Thursday, December 16, 2004


HatTip to Mingi. A few weeks ago AEI's Nicholas Eberstadt wrote a piece called, "Tear Down This Tyranny."

Soo-Dong O, from the South Korean Embassy, responds:

SUGGESTIONS ON HOW to negotiate with North Korea are most persuasive when they incorporate practical experience and objective analysis of all relevant factors. Nicholas Eberstadt's "Tear Down This Tyranny" (Nov. 29) reflects too much reliance on unproven theory and not enough consideration of practical experience. In a word, it is impractical.

To resolve the North Korean nuclear issue, Eberstadt implicitly recommends a more confrontational U.S. policy approach that is not likely to bear fruit. North Korea has never succumbed to external pressure over the past 50 years, despite the wishes of foreign ideologues. Conversely, pressure tactics have strengthened the regime.

With respect to the six recommendations that Eberstadt makes, I will limit my comments to points four and five. The fourth recommendation that Washington "[work] around the pro-appeasement crowd in the South Korean government" offends on multiple levels. Calling on the U.S. government to intervene in South Korean domestic politics is inappropriate, to say the least, while the article's contempt for South Korean democracy is breathtaking. Confusing "appeasement" with thoughtful diplomacy is irresponsible. Ignoring the South Korean experience in negotiating with North Korea is not wise. We South Koreans fully recognize the difficulties of negotiating with Pyongyang, having conducted more such negotiations than any other nation. Aware of what approaches are likely to generate agreeable or counterproductive responses from North Koreans, we have a different view on how to deal with North Korea.

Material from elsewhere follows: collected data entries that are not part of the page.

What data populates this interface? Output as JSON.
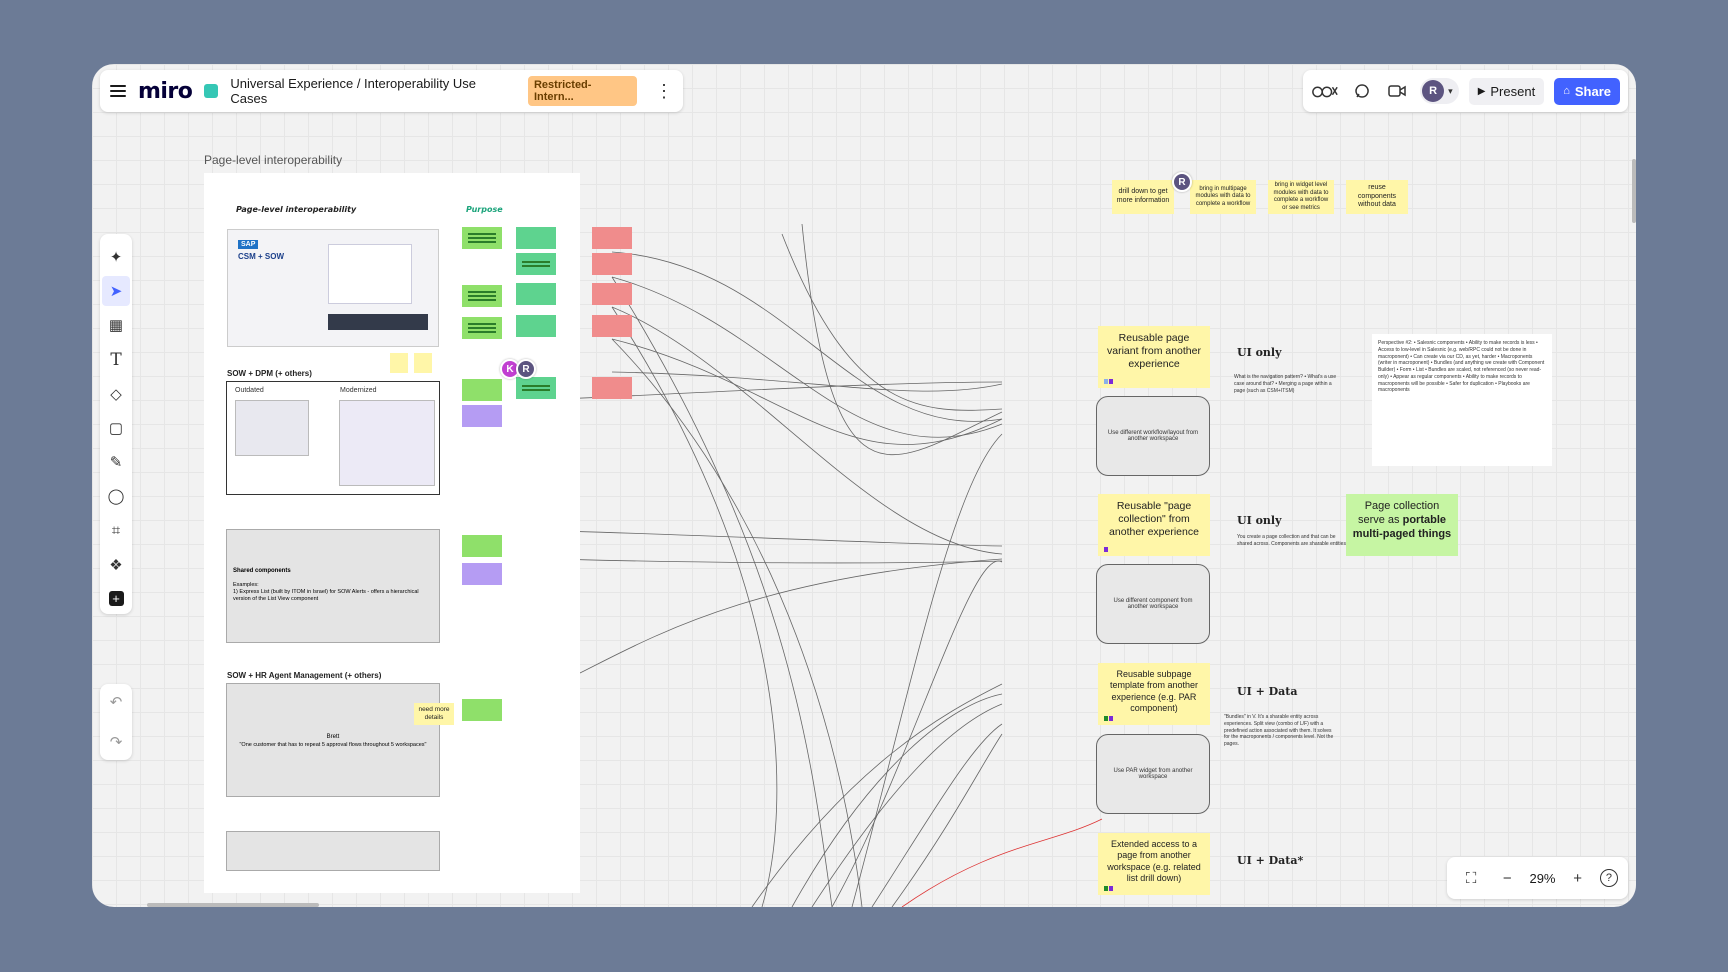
{
  "header": {
    "logo": "miro",
    "board_title": "Universal Experience / Interoperability Use Cases",
    "badge": "Restricted-Intern...",
    "more": "⋮"
  },
  "right": {
    "avatar": "R",
    "present": "Present",
    "share": "Share"
  },
  "zoom": {
    "value": "29%"
  },
  "canvas": {
    "frame_label": "Page-level interoperability",
    "frame_heading": "Page-level interoperability",
    "purpose_heading": "Purpose",
    "section_dpm": "SOW + DPM (+ others)",
    "slide2_left": "Outdated",
    "slide2_right": "Modernized",
    "slide1_brand": "SAP",
    "slide1_title": "CSM + SOW",
    "shared_components_title": "Shared components",
    "shared_components_examples": "Examples:",
    "shared_components_item": "1) Express List (built by ITOM in Israel) for SOW Alerts - offers a hierarchical version of the List View component",
    "section_hr": "SOW + HR Agent Management (+ others)",
    "hr_brett": "Brett",
    "hr_quote": "\"One customer that has to repeat 5 approval flows throughout 5 workspaces\"",
    "need_more_details": "need more details",
    "cursor_k": "K",
    "cursor_r": "R",
    "cursor_top": "R"
  },
  "top_stickies": [
    "drill down to get more information",
    "bring in multipage modules with data to complete a workflow",
    "bring in widget level modules with data to complete a workflow or see metrics",
    "reuse components without data"
  ],
  "right_column": {
    "sticky1": "Reusable page variant from another experience",
    "label1": "UI only",
    "node1": "Use different workflow/layout from another workspace",
    "sticky2": "Reusable \"page collection\" from another experience",
    "label2": "UI only",
    "node2": "Use different component from another workspace",
    "sticky3": "Reusable subpage template from another experience (e.g. PAR component)",
    "label3": "UI + Data",
    "node3": "Use PAR widget from another workspace",
    "sticky4": "Extended access to a page from another workspace (e.g. related list drill down)",
    "label4": "UI + Data*",
    "green_sticky_pre": "Page collection serve as ",
    "green_sticky_bold": "portable multi-paged things",
    "note1": "What is the navigation pattern? • What's a use case around that? • Merging a page within a page (such as CSM+ITSM)",
    "note2": "You create a page collection and that can be shared across. Components are sharable entities",
    "note3": "\"Bundles\" in V. It's a sharable entity across experiences. Split view (combo of L/F) with a predefined action associated with them. It solves for the macroponents / components level. Not the pages.",
    "perspective": "Perspective #2: • Salesnic components • Ability to make records is less • Access to low-level in Salesnic (e.g. web/RPC could not be done in macroponent) • Can create via our CD, as yet, harder • Macroponents (writer in macroponent) • Bundles (and anything we create with Component Builder) • Form • List • Bundles are scaled, not referenced (so never read-only) • Appear as regular components • Ability to make records to macroponents will be possible • Safer for duplication • Playbooks are macroponents"
  },
  "colors": {
    "background": "#6c7b96",
    "accent": "#4262ff",
    "badge": "#ffc685",
    "sticky_yellow": "#fff6a8",
    "sticky_green": "#8fe06a",
    "sticky_pink": "#f08c8c",
    "sticky_purple": "#b59cf3"
  },
  "icons": {
    "toolbar": [
      "sparkle-icon",
      "select-cursor-icon",
      "table-icon",
      "text-icon",
      "shapes-icon",
      "sticky-note-icon",
      "pen-icon",
      "comment-icon",
      "frame-icon",
      "templates-icon",
      "add-icon"
    ]
  }
}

Eberstadt's fifth recommendation-- "Readying the nondiplomatic instruments for North Korea threat reduction"--seems to imply that the United States should unilaterally implement military measures to end North Korea's nuclear program. Such a recommendation ignores the consequences on U.S. allies in the region and other states as well as the subsequent implications for U.S. influence in the region. If the author is advocating war, can he wonder why North Korea would seek to improve its defense capabilities?

Peaceful resolution of the North Korean nuclear issue in a way that strengthens the ROK-U.S. alliance and preserves U.S. influence in the region will solidify President Bush's legacy far more effectively than will the suggestions outlined in the article. South Koreans and the government of President Roh Moo-hyun stand firmly with the United States in crafting policies to achieve these important objectives.

Mingi has some additional comments at his blog and I love this graphic he had of Kim Jong-Il and South Korea's former President Kim Dae Jung. So true, but would be more appropriate with DJ Kim's whipping boy... South Korea's current President Roh Moo-Hyun.